This Is What Peak Car Looks Like

The automobile—once both a badge of success and the most convenient conveyance between points A and B—is falling out of favor in cities around the world as ride-hailing and other new transportation options proliferate and concerns over gridlock and pollution spark a reevaluation of privately owned wheels. Auto sales in the U.S., after four record or near-record years, are declining this year, and analysts say they may never again reach those heights. Worldwide, residents are migrating to megacities—expected to be home to two-thirds of the global population by midcentury—where an automobile can be an expensive inconvenience. Young people continue to turn away from cars, with only 26 percent of U.S. 16-year-olds earning a driver’s license in 2017, a rite of passage that almost half that cohort would have obtained just 36 years ago, according to Sivak Applied Research. Likewise, the annual number of 17-year-olds taking driving tests in the U.K. has fallen 28 percent in the past decade.
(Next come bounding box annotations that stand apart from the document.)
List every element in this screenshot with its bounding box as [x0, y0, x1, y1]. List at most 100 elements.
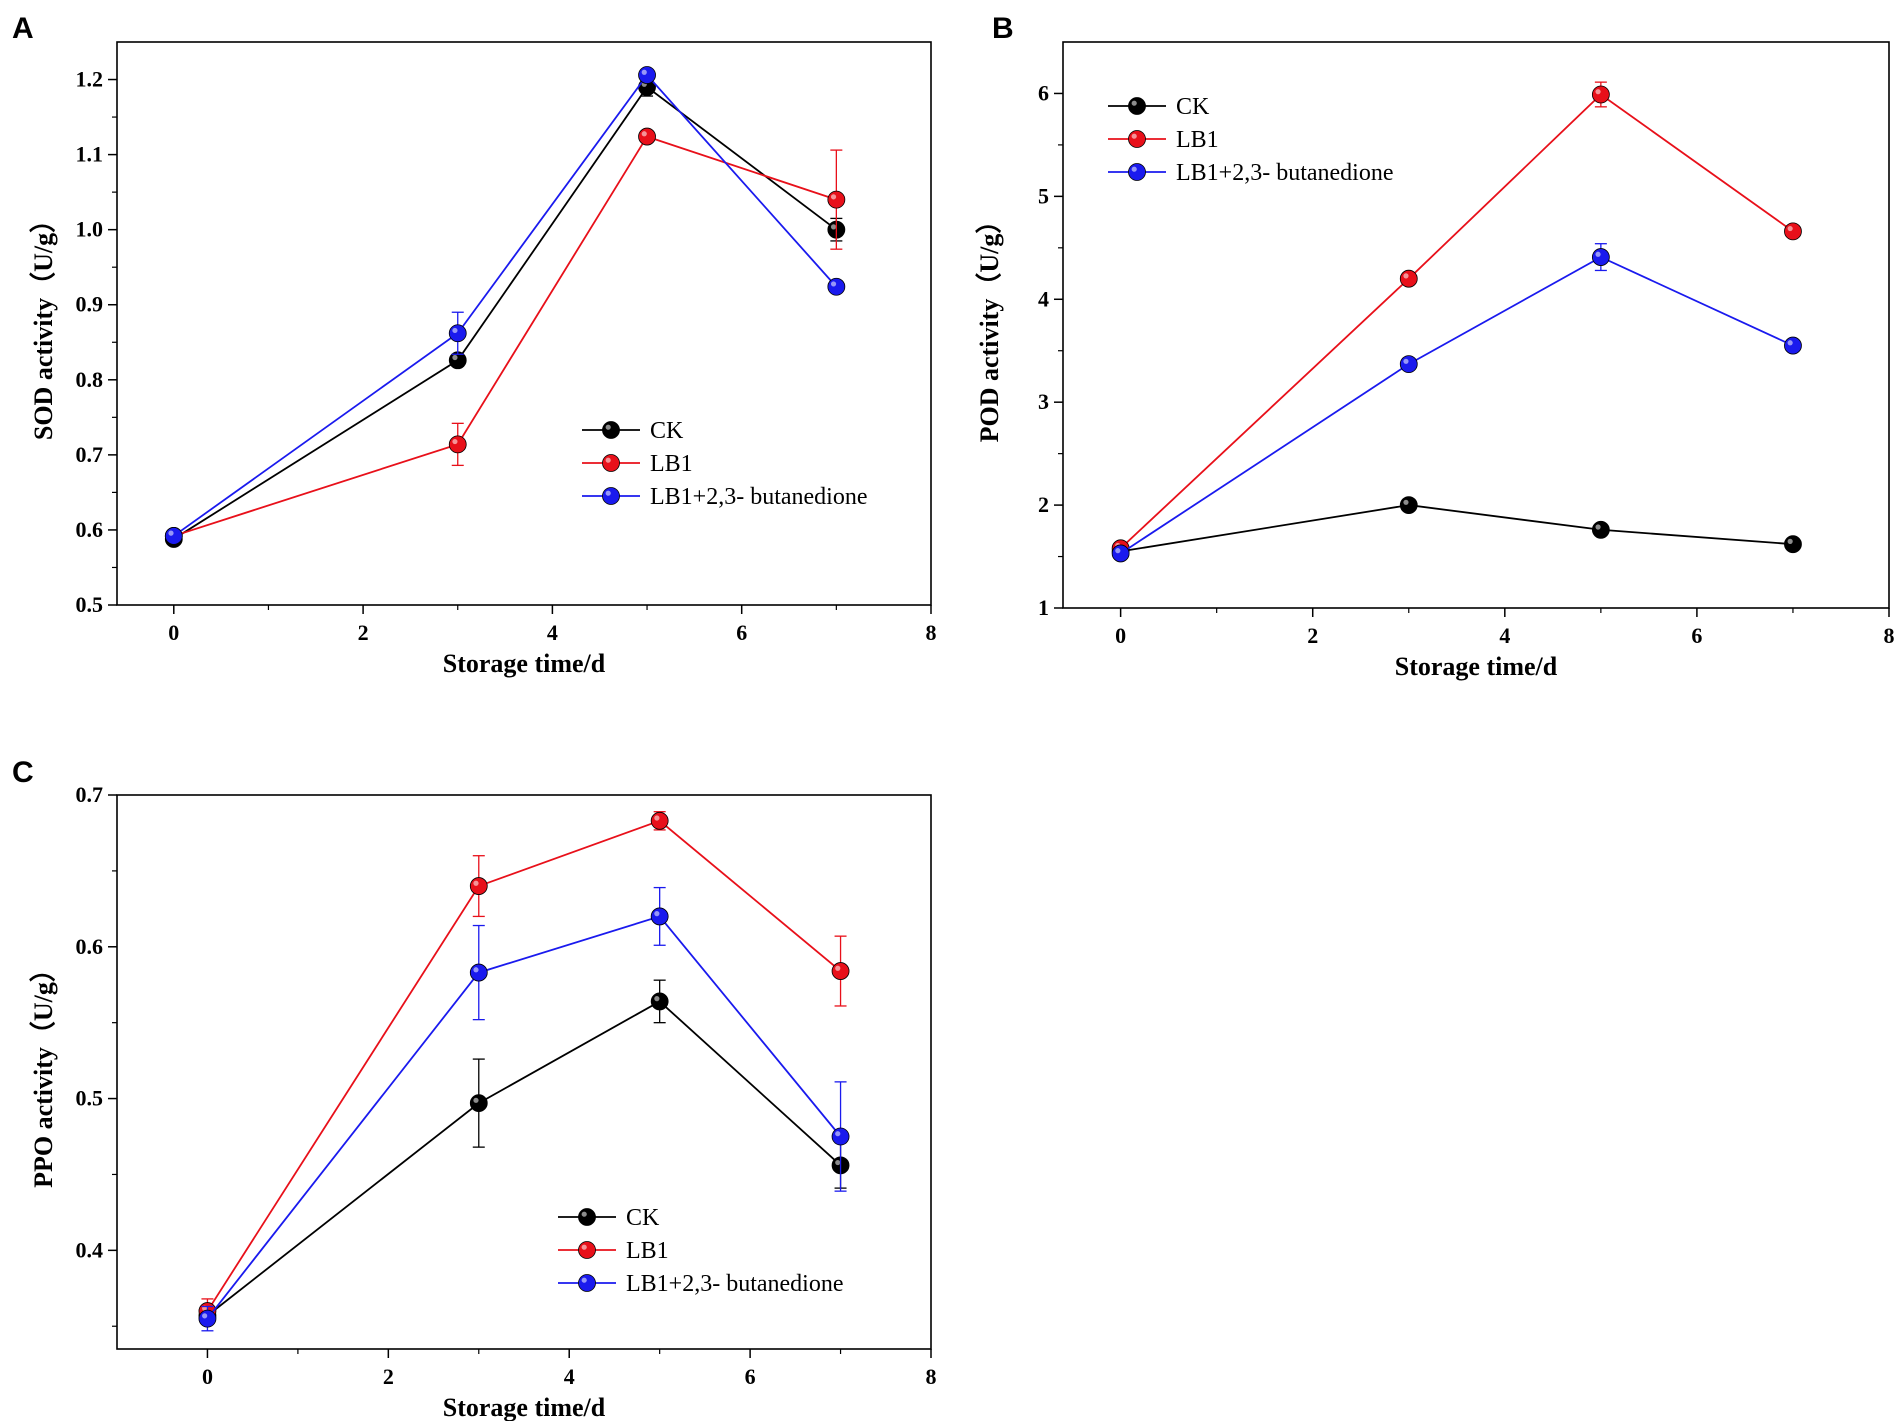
panel-c-x-tick-label: 2 [383, 1364, 394, 1389]
panel-b-legend-lb1-2-3-butanedione-marker [1128, 163, 1146, 181]
panel-b-legend-lb1-marker [1128, 130, 1146, 148]
panel-b-plot-frame [1062, 41, 1890, 609]
panel-a-legend-lb1-label: LB1 [650, 451, 693, 477]
panel-c-x-tick-label: 6 [745, 1364, 756, 1389]
panel-a-legend-lb1-marker-highlight [605, 457, 611, 463]
panel-b-series-lb1-2-3-butanedione-point-highlight [1115, 548, 1121, 554]
panel-a-y-tick-label: 1.2 [76, 67, 104, 92]
panel-c-x-tick-label: 8 [926, 1364, 937, 1389]
panel-c-legend-lb1-label: LB1 [626, 1238, 669, 1264]
panel-c: C 0 2 4 6 8 0.4 0.5 0.6 0.7 Storage time/d PPO acti… [12, 756, 937, 1421]
panel-a-x-tick-label: 8 [926, 620, 937, 645]
panel-b-x-tick-label: 0 [1115, 623, 1126, 648]
panel-b-series-lb1-point-highlight [1595, 89, 1601, 95]
panel-b-series-lb1-point [1591, 85, 1610, 104]
panel-b-legend-lb1-2-3-butanedione-marker-highlight [1131, 166, 1137, 172]
panel-a-series-ck-line [173, 85, 837, 540]
panel-b-legend-lb1-2-3-butanedione-label: LB1+2,3- butanedione [1176, 160, 1394, 186]
panel-b-series-lb1-2-3-butanedione-line [1120, 256, 1794, 555]
panel-b-letter: B [992, 12, 1014, 45]
panel-c-series-lb1-2-3-butanedione-point-highlight [835, 1131, 841, 1137]
panel-c-legend-lb1-2-3-butanedione-marker-highlight [581, 1277, 587, 1283]
panel-a-series-lb1-2-3-butanedione-point [827, 277, 846, 296]
panel-a-series-lb1-point-highlight [452, 438, 458, 445]
panel-b-y-tick-label: 2 [1038, 492, 1049, 517]
panel-c-y-tick-label: 0.4 [76, 1237, 104, 1262]
panel-b-series-ck-point [1784, 535, 1802, 554]
panel-a-series-lb1-2-3-butanedione-point-highlight [830, 281, 837, 287]
panel-a-legend-ck-label: CK [650, 418, 684, 444]
panel-a-legend-ck-marker-highlight [605, 424, 611, 430]
panel-b-series-lb1-point-highlight [1787, 225, 1793, 232]
panel-a-y-tick-label: 0.9 [76, 292, 104, 317]
panel-c-x-tick-label: 4 [564, 1364, 575, 1389]
panel-c-legend-ck-label: CK [626, 1205, 660, 1231]
panel-b-series-lb1-2-3-butanedione-point [1784, 336, 1802, 355]
panel-c-series-ck-point [650, 992, 669, 1011]
panel-c-series-lb1-2-3-butanedione-point-highlight [202, 1313, 208, 1319]
panel-b-series-lb1-2-3-butanedione-point-highlight [1403, 358, 1409, 364]
panel-b: B 0 2 4 6 8 1 2 3 4 5 6 Storage time/d POD activity（U… [975, 12, 1895, 681]
panel-c-series-lb1-point-highlight [654, 815, 660, 821]
panel-b-series-ck-point-highlight [1787, 538, 1793, 544]
panel-a-letter: A [12, 12, 34, 45]
panel-c-x-tick-label: 0 [202, 1364, 213, 1389]
panel-c-y-tick-label: 0.5 [76, 1086, 104, 1111]
panel-a-legend-lb1-2-3-butanedione-label: LB1+2,3- butanedione [650, 484, 868, 510]
panel-a-series-lb1-point-highlight [830, 194, 837, 200]
panel-c-series-lb1-line [206, 819, 842, 1312]
panel-a-series-lb1-2-3-butanedione-point-highlight [641, 69, 647, 75]
panel-b-series-lb1-2-3-butanedione-point [1111, 544, 1130, 563]
panel-b-x-tick-label: 2 [1307, 623, 1318, 648]
panel-a-series-lb1-2-3-butanedione-point [448, 324, 467, 343]
panel-b-y-axis-title: POD activity（U/g） [975, 208, 1004, 443]
panel-c-y-tick-label: 0.7 [76, 782, 104, 807]
panel-b-legend-ck-marker-highlight [1131, 100, 1137, 106]
panel-a-y-tick-label: 0.6 [76, 517, 104, 542]
panel-c-series-lb1-2-3-butanedione-point [650, 907, 669, 926]
panel-b-series-lb1-point [1399, 269, 1418, 288]
panel-b-legend-ck-label: CK [1176, 94, 1210, 120]
panel-b-x-tick-label: 6 [1691, 623, 1702, 648]
panel-a-series-lb1-2-3-butanedione-point-highlight [168, 530, 174, 536]
panel-b-legend: CK LB1 LB1+2,3- butanedione [1108, 94, 1394, 186]
panel-a-legend-lb1-2-3-butanedione-marker [602, 487, 620, 505]
panel-c-series-ck-point-highlight [473, 1097, 479, 1103]
panel-a-legend-ck-marker [602, 421, 620, 439]
panel-a-series-lb1-2-3-butanedione-point-highlight [452, 327, 458, 334]
panel-a-legend: CK LB1 LB1+2,3- butanedione [582, 418, 868, 510]
panel-a-y-tick-label: 1.1 [76, 142, 104, 167]
panel-a-legend-lb1-2-3-butanedione-marker-highlight [605, 490, 611, 496]
panel-a-series-lb1-point-highlight [641, 131, 647, 137]
panel-b-series-lb1-2-3-butanedione-point-highlight [1787, 340, 1793, 346]
panel-c-x-axis-title: Storage time/d [443, 1393, 606, 1421]
panel-c-legend-lb1-2-3-butanedione-label: LB1+2,3- butanedione [626, 1271, 844, 1297]
panel-c-y-axis-title: PPO activity（U/g） [29, 956, 58, 1188]
panel-c-y-tick-label: 0.6 [76, 934, 104, 959]
panel-b-y-tick-label: 3 [1038, 389, 1049, 414]
panel-c-series-lb1-2-3-butanedione-point-highlight [654, 911, 660, 917]
panel-c-series-lb1-point [469, 877, 488, 895]
panel-a-series-lb1-point [638, 127, 656, 146]
panel-a-series-ck-point-highlight [830, 224, 837, 230]
panel-c-legend: CK LB1 LB1+2,3- butanedione [558, 1205, 844, 1297]
panel-a-plot-frame [116, 41, 932, 606]
panel-c-series-ck-point-highlight [654, 996, 660, 1002]
panel-c-series-lb1-2-3-butanedione-point-highlight [473, 967, 479, 973]
panel-a-series-ck-point-highlight [452, 354, 458, 361]
panel-c-letter: C [12, 756, 34, 789]
panel-a-x-tick-label: 6 [736, 620, 747, 645]
panel-b-series-lb1-point [1784, 222, 1802, 241]
panel-b-series-lb1-2-3-butanedione-point-highlight [1595, 251, 1601, 257]
panel-c-series-lb1-2-3-butanedione-line [206, 915, 842, 1320]
panel-c-series-lb1-2-3-butanedione-point [831, 1127, 850, 1146]
panel-b-series-ck-point [1399, 496, 1418, 514]
panel-a-x-axis-title: Storage time/d [443, 649, 606, 678]
panel-a-series-lb1-line [173, 135, 837, 537]
panel-c-series-lb1-point [831, 962, 850, 980]
panel-c-series-lb1-2-3-butanedione-point [469, 963, 488, 982]
panel-b-series-ck-point-highlight [1595, 524, 1601, 530]
panel-a-y-axis-title: SOD activity（U/g） [29, 207, 58, 440]
panel-b-legend-lb1-marker-highlight [1131, 133, 1137, 139]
Meanwhile, mobility services are multiplying rapidly, with everything from electric scooters to robo-taxis trying to establish a foothold in the market. Increasingly, major urban centers such as London, Madrid, and Mexico City are restricting cars’ access. Such constraints, plus the expansion of the sharing economy and the advent of the autonomous age, have made automakers nervous. That’s also pushed global policymakers to consider the possibility that the world is approaching “peak car”—a tipping point when the killer transportation app of the 20th century finally begins a steady decline, transforming the way we move.

Rather than signaling the end of the road for the automobile, peak car is a reflection that reurbanization and the widespread adoption of mobile apps that can summon a vehicle on demand will lessen the need for many of the 1.3 billion vehicles now on the road. And with new cars increasingly expensive, but mostly used just a few hours a day, the financial case for alternatives is growing stronger. “When you put all these trends together, you’re going to see a cap on personal vehicle ownership start to emerge,” says Mike Ramsey, an automotive consultant with researcher Gartner Inc. “We are near peak car.”